Developer REKTBuilder claims to have discovered a “genuine device check” that transmits data about users’ wallet usage, including which apps they install.
Ledger Live software tracks its users and accumulates data about them, according to a report from pseudonymous software developer and privacy advocate REKTBuilder. The developer investigated the software’s Python code and allegedly found that it performs a “genuine device check” every time the user connects their Ledger device to their PC or phone. This check lists every app installed on the device, REKTBuilder claimed, allowing Ledger to know which networks the wallet owner is using.
REKTBuilder is a pseudonymous researcher who posts to Crypto.bi forums and on X (formerly Twitter). On Dec. 6, they published a report claiming that Ledger Live was recording users’ crypto balances. The following day, they released what they claimed to be a “tracker free” open-source alternative to Ledger Live, called “Lecce Libre.”
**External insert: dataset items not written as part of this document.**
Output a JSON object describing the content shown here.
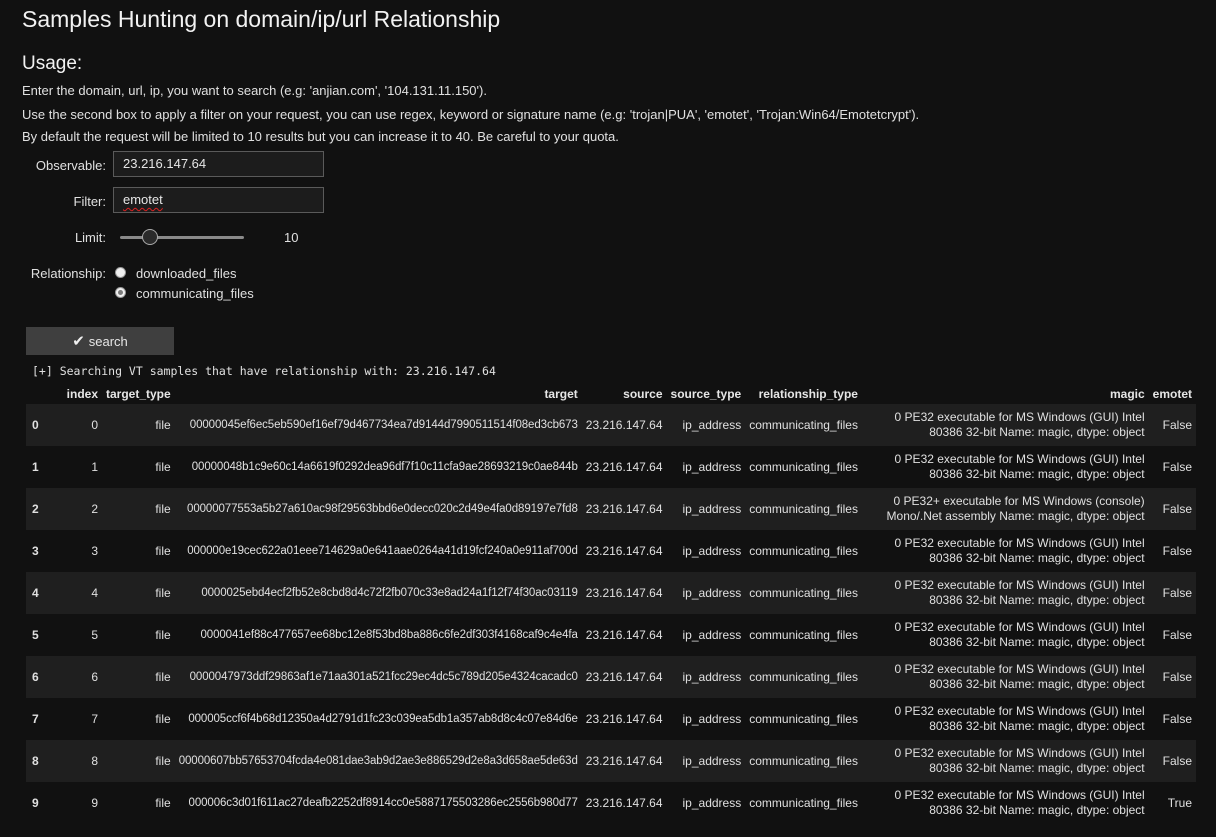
{
  "page": {
    "title": "Samples Hunting on domain/ip/url Relationship",
    "usage_heading": "Usage:",
    "usage_lines": [
      "Enter the domain, url, ip, you want to search (e.g: 'anjian.com', '104.131.11.150').",
      "Use the second box to apply a filter on your request, you can use regex, keyword or signature name (e.g: 'trojan|PUA', 'emotet', 'Trojan:Win64/Emotetcrypt').",
      "By default the request will be limited to 10 results but you can increase it to 40. Be careful to your quota."
    ]
  },
  "form": {
    "observable_label": "Observable:",
    "observable_value": "23.216.147.64",
    "filter_label": "Filter:",
    "filter_value": "emotet",
    "limit_label": "Limit:",
    "limit_value": "10",
    "limit_min": 10,
    "limit_max": 40,
    "relationship_label": "Relationship:",
    "relationship_options": [
      "downloaded_files",
      "communicating_files"
    ],
    "relationship_selected": "communicating_files",
    "search_label": "search"
  },
  "log": "[+] Searching VT samples that have relationship with: 23.216.147.64",
  "table": {
    "columns": [
      "",
      "index",
      "target_type",
      "target",
      "source",
      "source_type",
      "relationship_type",
      "magic",
      "emotet"
    ],
    "rows": [
      [
        "0",
        "0",
        "file",
        "00000045ef6ec5eb590ef16ef79d467734ea7d9144d7990511514f08ed3cb673",
        "23.216.147.64",
        "ip_address",
        "communicating_files",
        "0 PE32 executable for MS Windows (GUI) Intel 80386 32-bit Name: magic, dtype: object",
        "False"
      ],
      [
        "1",
        "1",
        "file",
        "00000048b1c9e60c14a6619f0292dea96df7f10c11cfa9ae28693219c0ae844b",
        "23.216.147.64",
        "ip_address",
        "communicating_files",
        "0 PE32 executable for MS Windows (GUI) Intel 80386 32-bit Name: magic, dtype: object",
        "False"
      ],
      [
        "2",
        "2",
        "file",
        "00000077553a5b27a610ac98f29563bbd6e0decc020c2d49e4fa0d89197e7fd8",
        "23.216.147.64",
        "ip_address",
        "communicating_files",
        "0 PE32+ executable for MS Windows (console) Mono/.Net assembly Name: magic, dtype: object",
        "False"
      ],
      [
        "3",
        "3",
        "file",
        "000000e19cec622a01eee714629a0e641aae0264a41d19fcf240a0e911af700d",
        "23.216.147.64",
        "ip_address",
        "communicating_files",
        "0 PE32 executable for MS Windows (GUI) Intel 80386 32-bit Name: magic, dtype: object",
        "False"
      ],
      [
        "4",
        "4",
        "file",
        "0000025ebd4ecf2fb52e8cbd8d4c72f2fb070c33e8ad24a1f12f74f30ac03119",
        "23.216.147.64",
        "ip_address",
        "communicating_files",
        "0 PE32 executable for MS Windows (GUI) Intel 80386 32-bit Name: magic, dtype: object",
        "False"
      ],
      [
        "5",
        "5",
        "file",
        "0000041ef88c477657ee68bc12e8f53bd8ba886c6fe2df303f4168caf9c4e4fa",
        "23.216.147.64",
        "ip_address",
        "communicating_files",
        "0 PE32 executable for MS Windows (GUI) Intel 80386 32-bit Name: magic, dtype: object",
        "False"
      ],
      [
        "6",
        "6",
        "file",
        "0000047973ddf29863af1e71aa301a521fcc29ec4dc5c789d205e4324cacadc0",
        "23.216.147.64",
        "ip_address",
        "communicating_files",
        "0 PE32 executable for MS Windows (GUI) Intel 80386 32-bit Name: magic, dtype: object",
        "False"
      ],
      [
        "7",
        "7",
        "file",
        "000005ccf6f4b68d12350a4d2791d1fc23c039ea5db1a357ab8d8c4c07e84d6e",
        "23.216.147.64",
        "ip_address",
        "communicating_files",
        "0 PE32 executable for MS Windows (GUI) Intel 80386 32-bit Name: magic, dtype: object",
        "False"
      ],
      [
        "8",
        "8",
        "file",
        "00000607bb57653704fcda4e081dae3ab9d2ae3e886529d2e8a3d658ae5de63d",
        "23.216.147.64",
        "ip_address",
        "communicating_files",
        "0 PE32 executable for MS Windows (GUI) Intel 80386 32-bit Name: magic, dtype: object",
        "False"
      ],
      [
        "9",
        "9",
        "file",
        "000006c3d01f611ac27deafb2252df8914cc0e5887175503286ec2556b980d77",
        "23.216.147.64",
        "ip_address",
        "communicating_files",
        "0 PE32 executable for MS Windows (GUI) Intel 80386 32-bit Name: magic, dtype: object",
        "True"
      ]
    ]
  }
}
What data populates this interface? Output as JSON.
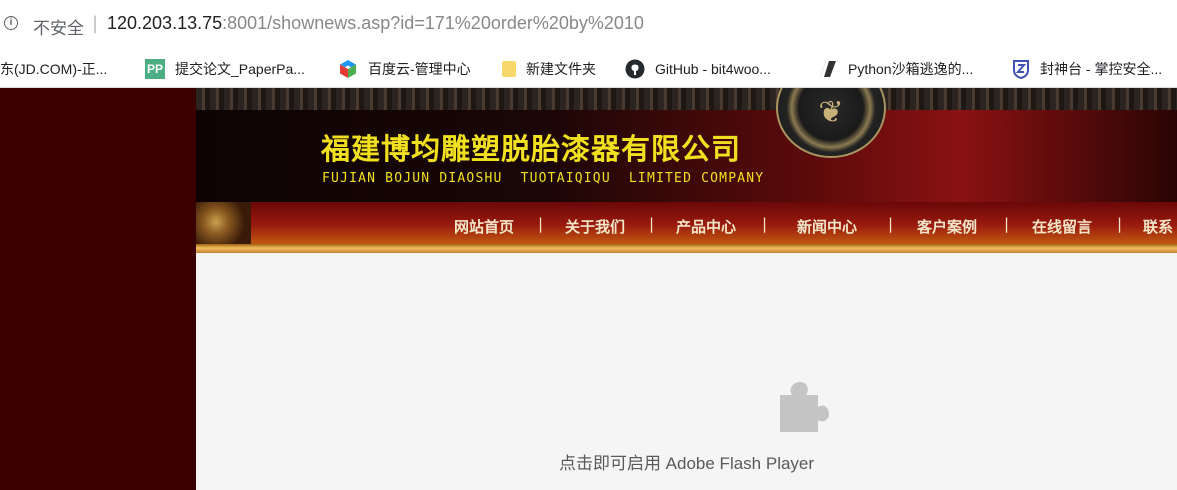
{
  "browser": {
    "security_label": "不安全",
    "separator": "|",
    "url_host": "120.203.13.75",
    "url_rest": ":8001/shownews.asp?id=171%20order%20by%2010"
  },
  "bookmarks": [
    {
      "label": "东(JD.COM)-正...",
      "icon": "none"
    },
    {
      "label": "提交论文_PaperPa...",
      "icon": "pp-icon",
      "icon_text": "PP"
    },
    {
      "label": "百度云-管理中心",
      "icon": "cube-icon"
    },
    {
      "label": "新建文件夹",
      "icon": "folder-icon"
    },
    {
      "label": "GitHub - bit4woo...",
      "icon": "github-icon"
    },
    {
      "label": "Python沙箱逃逸的...",
      "icon": "python-icon"
    },
    {
      "label": "封神台 - 掌控安全...",
      "icon": "shield-icon"
    }
  ],
  "site": {
    "company_cn": "福建博均雕塑脱胎漆器有限公司",
    "company_en": "FUJIAN BOJUN DIAOSHU  TUOTAIQIQU  LIMITED COMPANY",
    "nav": [
      "网站首页",
      "关于我们",
      "产品中心",
      "新闻中心",
      "客户案例",
      "在线留言",
      "联系"
    ],
    "nav_separator": "|"
  },
  "plugin": {
    "message": "点击即可启用 Adobe Flash Player"
  },
  "colors": {
    "left_panel": "#3a0000",
    "title_yellow": "#f0e020",
    "plugin_bg": "#f5f5f5"
  }
}
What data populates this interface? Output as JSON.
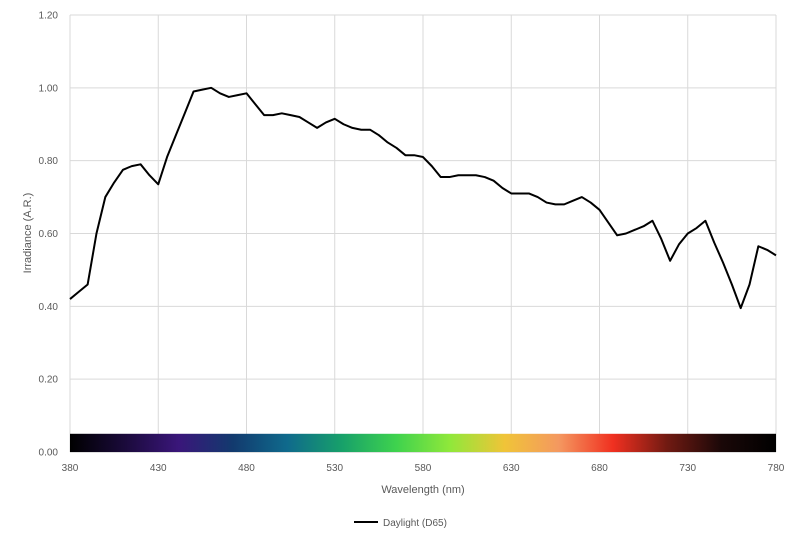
{
  "chart_data": {
    "type": "line",
    "xlabel": "Wavelength (nm)",
    "ylabel": "Irradiance (A.R.)",
    "xlim": [
      380,
      780
    ],
    "ylim": [
      0,
      1.2
    ],
    "x_ticks": [
      "380",
      "430",
      "480",
      "530",
      "580",
      "630",
      "680",
      "730",
      "780"
    ],
    "y_ticks": [
      "0.00",
      "0.20",
      "0.40",
      "0.60",
      "0.80",
      "1.00",
      "1.20"
    ],
    "grid": true,
    "legend_position": "bottom",
    "spectrum_band": {
      "y_range": [
        0,
        0.05
      ],
      "colors": [
        "#000000",
        "#1a0a3a",
        "#3a167a",
        "#123a6e",
        "#0f6a8c",
        "#17a06a",
        "#3ed24e",
        "#90e83a",
        "#f0c438",
        "#f49860",
        "#f03020",
        "#701a12",
        "#1a0808",
        "#000000"
      ]
    },
    "series": [
      {
        "name": "Daylight (D65)",
        "color": "#000000",
        "x": [
          380,
          385,
          390,
          395,
          400,
          405,
          410,
          415,
          420,
          425,
          430,
          435,
          440,
          445,
          450,
          455,
          460,
          465,
          470,
          475,
          480,
          485,
          490,
          495,
          500,
          505,
          510,
          515,
          520,
          525,
          530,
          535,
          540,
          545,
          550,
          555,
          560,
          565,
          570,
          575,
          580,
          585,
          590,
          595,
          600,
          605,
          610,
          615,
          620,
          625,
          630,
          635,
          640,
          645,
          650,
          655,
          660,
          665,
          670,
          675,
          680,
          685,
          690,
          695,
          700,
          705,
          710,
          715,
          720,
          725,
          730,
          735,
          740,
          745,
          750,
          755,
          760,
          765,
          770,
          775,
          780
        ],
        "values": [
          0.42,
          0.44,
          0.46,
          0.6,
          0.7,
          0.74,
          0.775,
          0.785,
          0.79,
          0.76,
          0.735,
          0.81,
          0.87,
          0.93,
          0.99,
          0.995,
          1.0,
          0.985,
          0.975,
          0.98,
          0.985,
          0.955,
          0.925,
          0.925,
          0.93,
          0.925,
          0.92,
          0.905,
          0.89,
          0.905,
          0.915,
          0.9,
          0.89,
          0.885,
          0.885,
          0.87,
          0.85,
          0.835,
          0.815,
          0.815,
          0.81,
          0.785,
          0.755,
          0.755,
          0.76,
          0.76,
          0.76,
          0.755,
          0.745,
          0.725,
          0.71,
          0.71,
          0.71,
          0.7,
          0.685,
          0.68,
          0.68,
          0.69,
          0.7,
          0.685,
          0.665,
          0.63,
          0.595,
          0.6,
          0.61,
          0.62,
          0.635,
          0.585,
          0.525,
          0.57,
          0.6,
          0.615,
          0.635,
          0.575,
          0.52,
          0.46,
          0.395,
          0.46,
          0.565,
          0.555,
          0.54
        ]
      }
    ]
  }
}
REKTBuilder now claims to have discovered an even bigger privacy issue with Ledger Live. According to their Dec. 27 post, they discovered that multiple lines of code contain the phrase “genuine check.” When they added “tracing prints” to this code, they found that it didn't run at the time when the software appeared to be checking the device. With their curiosity piqued, REKTBuilder investigated further and found that the actual check is embedded within a “listApps” subroutine. The check can be used by Ledger to determine the time and date of each moment that a user connects their device, REKTBuilder claimed.